The system of reporting hate incidents in England and Wales was overhauled last year following similar concerns.

New guidance says that an incident should only be recorded once it meets the threshold of posing “significant harm to individuals or groups with a particular characteristic or characteristics” or that “future criminal offence may be committed against individuals or groups with a particular characteristic or characteristics”.

Could your employer find out if a ‘non-crime hate incident’ is recorded against you?

STV News understands that under Police Scotland’s enhanced disclosure scheme it is possible, but considered unlikely, for these hate incidents to be disclosed to employers.

According to the force, an enhanced type of disclosure will show an applicant’s spent and unspent convictions “subject to any filtering” and may also contain “other conviction and non-conviction information held by the police”.

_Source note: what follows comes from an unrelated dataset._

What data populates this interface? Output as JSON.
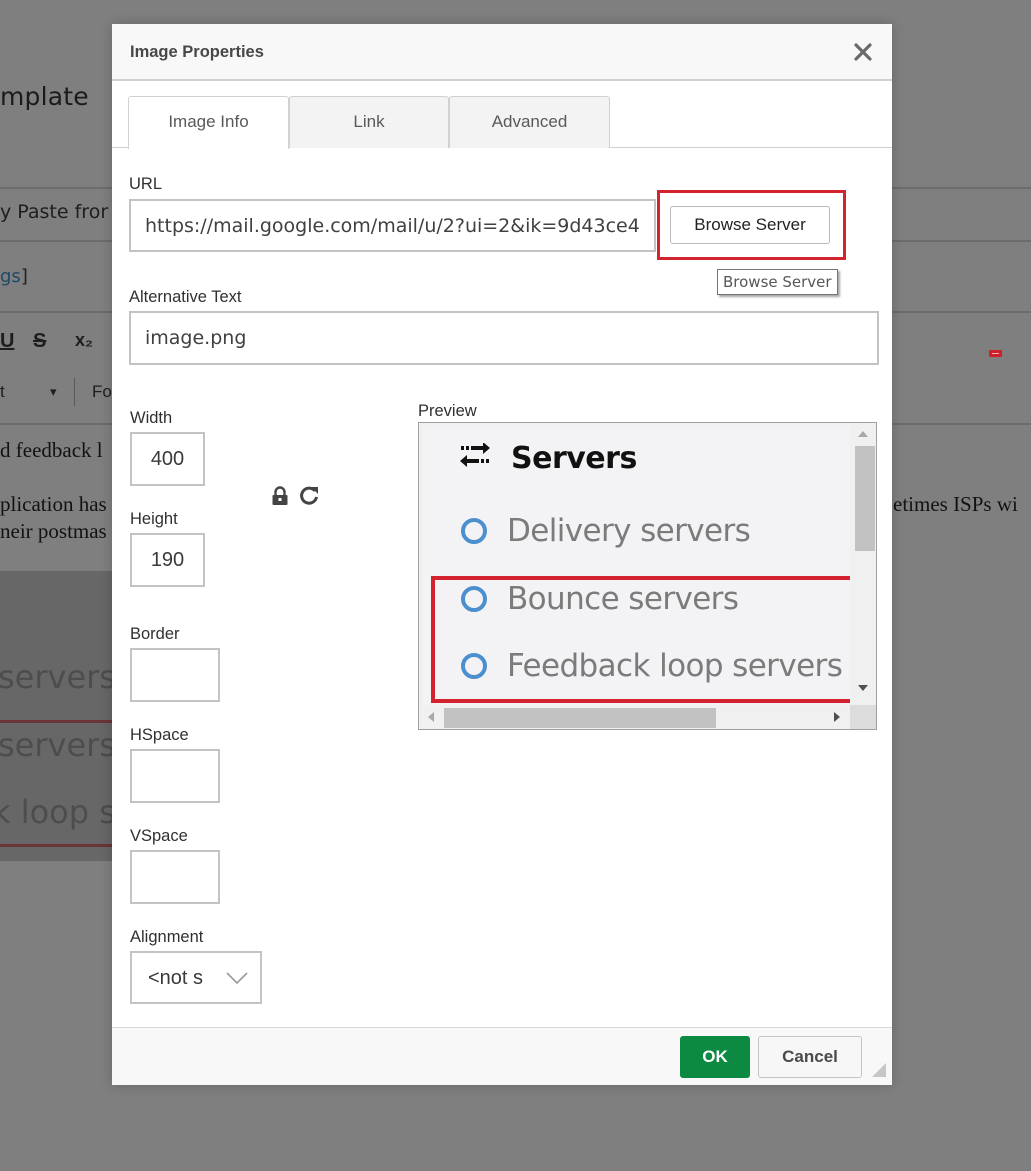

Unspent cautions, inclusion on children’s or adults’ lists, information from the Sex Offenders Register or “other relevant information held by police” could be issued to employers.

Police Scotland said that such a disclosure may be needed for people applying to adopt a child, a gaming or lottery licence for a business or those seeking “judicial appointment”.

Scottish Tory MSP Murdo Fraser said: “It is deeply concerning that those who have not committed a hate crime could still have an ‘incident’ recorded against them by the police which can be easily identified by an enhanced disclosure check.

“Those who find themselves in that position face the possibility of losing out on a new job despite having committed no crime.

“If their experience is anything like mine, they may have no knowledge of the police ‘incident’ showing up against their name.

“This is only going to get worse now the dangerous Hate Crime Act is in force. It is an attack on free speech and should be scrapped immediately.”